Das Repertorium der Verlagskorrespondenz Göschen versucht das Lebenswerk des 1752 in Bremen geborenen und 1828 in Grimma verstorbenen Verlegers Georg Joachim Göschen zu dokumentieren. Der Herausgeber Stephan Füssel und die Bearbeiterin Sabine Doering haben ein kurzes Vorwort unterzeichnet, in dem es u.a. heißt: "Das Repertorium verzeichnet alle ermittelten Briefe an und von Georg Joachim Göschen während eines Zeitraumes von nahezu 50 Jahren [...]. Besonders wertvoll war die Einbeziehung des Briefkopierbuches des Verlages für den Zeitraum von Juli 1817 bis März 1824 aus dem Archiv des Berliner de Gruyter-Verlages [...]. Trotz umfangreicher Recherchen kann das Repertorium keinen Anspruch auf Vollständigkeit erheben." Dennoch kann man wohl davon ausgehen, daß dieses Verzeichnis keine wesentlichen Lücken enthält. Fünf weitere "Außenmitarbeiter an Orten mit erheblichen Briefbeständen" haben das ihre dazu beigetragen, daß die zerstreute Korrespondenz in ihrer Hauptmasse erfaßt worden ist (Marion Marquardt in Leipzig, Felicitas Marwinski in Jena und Weimar, Andreas Nolte in Berlin, Siegrid Stein und Wolfgang Stein in Dresden).

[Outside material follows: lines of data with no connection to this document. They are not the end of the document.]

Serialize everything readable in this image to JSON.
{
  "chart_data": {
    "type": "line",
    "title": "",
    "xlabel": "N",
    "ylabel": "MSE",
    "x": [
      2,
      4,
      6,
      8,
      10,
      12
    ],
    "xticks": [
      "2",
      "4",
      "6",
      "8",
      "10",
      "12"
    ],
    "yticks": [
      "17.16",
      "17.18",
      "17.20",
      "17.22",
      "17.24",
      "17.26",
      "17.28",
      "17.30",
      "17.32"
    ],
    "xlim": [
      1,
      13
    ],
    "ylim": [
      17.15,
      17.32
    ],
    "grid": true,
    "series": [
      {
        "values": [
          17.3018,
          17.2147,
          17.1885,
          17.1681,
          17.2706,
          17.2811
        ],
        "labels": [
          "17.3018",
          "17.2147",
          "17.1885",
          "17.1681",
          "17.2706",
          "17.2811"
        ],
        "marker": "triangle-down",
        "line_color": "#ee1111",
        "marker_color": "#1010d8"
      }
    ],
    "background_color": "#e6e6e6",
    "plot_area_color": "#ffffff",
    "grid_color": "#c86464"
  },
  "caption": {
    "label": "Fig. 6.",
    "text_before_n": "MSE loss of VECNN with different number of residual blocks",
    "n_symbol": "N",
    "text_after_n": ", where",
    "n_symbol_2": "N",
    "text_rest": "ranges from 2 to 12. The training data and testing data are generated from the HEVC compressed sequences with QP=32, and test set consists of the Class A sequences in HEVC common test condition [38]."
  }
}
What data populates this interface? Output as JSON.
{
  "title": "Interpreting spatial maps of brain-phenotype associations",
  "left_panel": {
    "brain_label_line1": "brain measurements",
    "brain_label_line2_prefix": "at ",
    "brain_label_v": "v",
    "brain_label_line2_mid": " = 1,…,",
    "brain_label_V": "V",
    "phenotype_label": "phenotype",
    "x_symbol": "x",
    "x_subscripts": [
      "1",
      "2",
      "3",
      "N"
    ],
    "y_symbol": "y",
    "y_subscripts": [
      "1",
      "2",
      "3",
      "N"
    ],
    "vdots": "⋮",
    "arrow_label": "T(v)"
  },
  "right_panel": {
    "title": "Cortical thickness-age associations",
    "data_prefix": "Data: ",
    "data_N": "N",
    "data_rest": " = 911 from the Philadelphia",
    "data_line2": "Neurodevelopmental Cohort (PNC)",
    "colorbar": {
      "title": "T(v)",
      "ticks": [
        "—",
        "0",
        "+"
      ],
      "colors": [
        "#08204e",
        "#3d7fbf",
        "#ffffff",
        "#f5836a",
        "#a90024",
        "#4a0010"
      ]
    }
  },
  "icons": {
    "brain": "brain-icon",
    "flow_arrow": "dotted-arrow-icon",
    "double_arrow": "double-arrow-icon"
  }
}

Die Anordnung der Verlagskorrespondenz erfolgt im übersichtlichen Zweispaltendruck in chronologischer Folge und fortlaufender Numerierung. Ihre innere Ordnung ist nach einheitlichem Schema angelegt: Nennung von Absender und Empfänger, Datum und ggf. Empfangsdatum und Ort, an dem der Brief geschrieben wurde; es folgen Format und Anzahl der (beschriebenen) Seiten, Standort und Signatur, Nachweis über bereits vorliegende Drucke. Es folgt eine knappe, aber in der Regel noch genügend aufschlußreiche Inhaltsangabe. Ein "Register der Briefschreiber und -empfänger" erleichtert den Zugang zu diesem monumentalen Verzeichnis, verzichtet aber - aus verständlichen, aber nicht unbedingt zwingenden Gründen - auf einen Eintrag unter Göschen, Georg Joachim, Leipzig. Zum Schluß ihres Vorworts geben Herausgeber und Bearbeiterin ihrer "Hoffnung Ausdruck, daß durch die gute Kooperation so vieler Personen und Institutionen ein solides Arbeitsinstrument geschaffen wurde, das zum ersten Mal die Verlagskorrespondenz eines bedeutenden Verlegers der deutschen Spätaufklärung und der Klassik zusammenstellt und damit sowohl der Buchforschung wie der Literaturwissenschaft wichtiges Quellenmaterial aufschließt." Dem kann man sich nur anschließen.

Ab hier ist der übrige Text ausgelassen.